Campfires have been with us a long, long time. Since the first person dared to grasp the cool end of a still- burning branch, fire has awed and inspired ten thousand generations. A few modern religions try to ignore the magic of fire, but it comes in anyway in its role as the bridge between the worlds of flesh and of the spirit. Fire frees the soul from the body in Hindu rites that harken back to the earliest Vedic home altars to Agni. Sabbath candles and the ritual menorah of the long-departed Temple in Jerusalem are symbols of the Spirit just as much as that symbol that burns on the grave of JFK, The Eternal Flame. For the past 400,000 years, since the time of Peking Man, groups like our neighbors of that night have sat around fires, talking, singing, and watching the living, incorporeal entity that is flame.

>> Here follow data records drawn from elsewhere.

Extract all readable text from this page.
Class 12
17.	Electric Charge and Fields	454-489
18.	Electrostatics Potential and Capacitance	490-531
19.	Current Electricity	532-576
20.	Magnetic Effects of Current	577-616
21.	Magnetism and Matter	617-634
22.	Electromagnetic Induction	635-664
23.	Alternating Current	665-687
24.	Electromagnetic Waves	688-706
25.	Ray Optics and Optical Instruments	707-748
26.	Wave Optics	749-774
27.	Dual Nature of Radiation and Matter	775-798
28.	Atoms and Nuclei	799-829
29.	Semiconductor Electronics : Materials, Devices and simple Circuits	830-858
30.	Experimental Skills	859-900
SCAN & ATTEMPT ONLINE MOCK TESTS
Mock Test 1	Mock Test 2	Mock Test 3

Twice I have been a part of one of the oldest campfire circle traditions on earth. Once in 1985 and again soon after I completed this trip, I visited and photographed the Zu/wasi, a group of Kalahari Bushmen, the people introduced to the West in the movie The Gods Must Be Crazy. I sat with them around a little three-stick fire that lit up the faces of the women as they sat, clapping and singing, while their children tumbled into sleep in their laps or on the dirt.
I remember one old lady in particular. The last time I was there she was getting terribly feeble, but the first time, she was the instigator. She would suggest a song, mumbling the words tunelessly, cajoling the others until they gave in and sang along with her. They sang of mongongo nuts, or hunting, or of the life beyond life. Meanwhile, the men danced around in the dark, just out of the light of the fire, and the night was kept at bay. With the help of campfires, this little community grew closer in the vast wilderness of the Kalahari Desert.
That night in the Kalahari was the first time I truly felt the power of a campfire. Before that, campfires had been memory or warmth. Since then I think I have understood what others feel, watching the flames with their friends in Lyell Canyon, or at the Western Wall on Hanukah, or in a cave of the paleolithic era.